İstanbul Barosu’nun Duruşması ve Mahkeme Kararı
İstanbul 2. Asliye Hukuk Mahkemesi’nde yapılan duruşmaya, davacı İstanbul Cumhuriyet Başsavcılığı adına Cumhuriyet Savcısı Mehmet Ateş katıldı. Duruşmada, İstanbul Barosu Başkanı İbrahim Kaboğlu’nun da içerisinde bulunduğu 11 davalı ve avukatları hazır bulundu. Duruşmaya Türkiye Barolar Birliği Başkanı Erinç Sağkan, İstanbul Tabip Odası Başkanı Dr. Osman Küçükosmanoğlu, Yargıçlar Sendikası Başkanı Beyhan Güler gibi tanınmış isimler ile bazı milletvekilleri ve çok sayıda avukat da katılarak takip etti.
Duruşmada yaptığı savunmada, İstanbul Barosu Başkanı İbrahim Kaboğlu, baronun kapatılması talebinin anayasaya aykırı olduğunu ifade etti. Davalı avukatlardan Fırat Epözdemir ise, İstanbul Barosu’nun yaptığı açıklamanın neden illegal bir faaliyet olarak değerlendirildiğine dair somut bir delilin sunulmadığını belirtti. Epözdemir, burada yalnızca Nazım Daştan ve Cihan Bilgin’e ilişkin dosyalara atıflar yapıldığını vurgulayarak, gerekirse böyle bir durumun hukuk değil, ceza mahkemesinde değerlendirilmesi gerektiğini savundu.

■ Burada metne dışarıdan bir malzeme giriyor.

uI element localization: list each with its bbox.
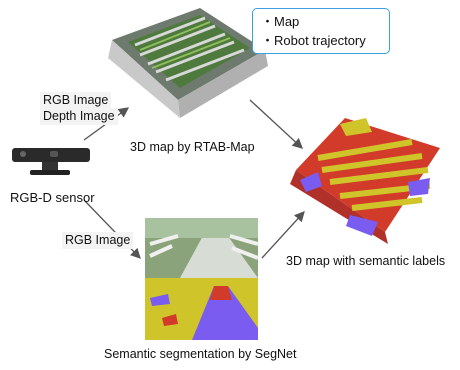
semantic-3d-map-image xyxy=(290,118,440,244)
arrow-sensor-to-segnet xyxy=(83,199,141,259)
callout-item-trajectory: ・Robot trajectory xyxy=(261,33,366,48)
edge-label-rgb-image-upper: RGB Image xyxy=(40,92,112,109)
segnet-images xyxy=(145,218,259,340)
arrow-rtab-to-semantic xyxy=(249,99,303,149)
callout-box: ・Map ・Robot trajectory xyxy=(252,8,390,54)
callout-item-map: ・Map xyxy=(261,14,300,29)
rtab-map-3d-image xyxy=(108,8,268,118)
rgbd-sensor-image xyxy=(12,148,90,175)
arrow-segnet-to-semantic xyxy=(261,211,305,259)
rtab-map-label: 3D map by RTAB-Map xyxy=(130,140,255,154)
edge-label-rgb-image-lower: RGB Image xyxy=(62,232,134,249)
segnet-label: Semantic segmentation by SegNet xyxy=(104,347,297,361)
semantic-map-label: 3D map with semantic labels xyxy=(286,254,446,268)
sensor-label: RGB-D sensor xyxy=(10,190,95,205)
edge-label-depth-image: Depth Image xyxy=(40,108,118,125)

Mahkeme, nihai kararını açıklayarak, İstanbul Barosu Başkanı İbrahim Kaboğlu ile Yönetim Kurulu üyelerinin görevlerine son verilmesine ve seçim yapılmasına hükmetti.
Davanın Geçmişi ve İddialar
Daha önce İstanbul Barosu Başkanı İbrahim Kaboğlu ve yönetim kurulu üyeleri hakkında başlatılan bir soruşturma, sosyal medya aracılığıyla yapılan bir açıklamada “terör örgütü PKK üyeliği bulunan firari sanıkların övüldüğü” iddialarına dayanıyordu. İstanbul Cumhuriyet Başsavcılığı, bu konuda 21 Aralık 2024’te Baro’nun resmi sosyal medya hesabından yapılan paylaşımda, PKK üyeliği bulunan Nazım Daştan ve Cihan Bilgin’in övüldüğünü açıklamıştı.
Kaboğlu ve Yönetim Kurulu üyeleri, 7 Ocak 2025 tarihinde savcılıkta ifade vermiş ve Adalet Bakanlığı’ndan kovuşturma yapılması için izin talep edilmiştir. Bu kapsamda, “1136 sayılı Avukatlık Kanunu” uyarınca Kaboğlu ile Yönetim Kurulu üyelerinin görevlerine son verilmesi talebiyle bir dava açılmıştır. Davada, Cihan Bilgin’in Suriye’de etkisiz hale getirildiği ve PKK/YPG’nin yayın organında çalıştığı, Nazım Daştan’ın ise çeşitli terör faaliyetlerinde bulunduğu öne sürülmektedir.
Davanın detaylarında, İstanbul Barosu’nun resmi sosyal medya hesabından yapılan açıklamanın, “terör örgütü propagandası yapmak” ve “halkı yanıltıcı bilgi yaymak” suçlarını barındırdığına vurgu yapılarak, bu nedenle Adalet Bakanlığı’ndan soruşturma izni talep edildiği belirtilmiştir.
Hukuki Değerlendirme ve Sonuçlar
Dava sürecinde, İstanbul Barosu’nun kendisine verilen yetkileri, amacının dışında illegal faaliyetlerde kullandığı değerlendirilmiştir. Ayrıca, Avukatlık Kanunu’nun 77. maddesi uyarınca, baroların kuruluş amaçları dışında faaliyetlerde bulunamayacağı belirtilmiştir. Mahkeme, gerekçeli kararında yeni baro başkanının ve yönetim kurulunun en geç bir ay içinde seçilmesi gerektiğini ifade etmiştir.
Mahkeme kararı uygulandığında, görevlerine son verilen organların yerini en geç bir ay içinde yeni organların alacağı yönündeki yasa gereklilikleri göz önünde bulundurulmuştur. Bu davanın sonucu, İstanbul Barosu’nun geleceği ve Türkiye’deki avukatlık örgütlenmesinde önemli bir dönüm noktası olmuştur.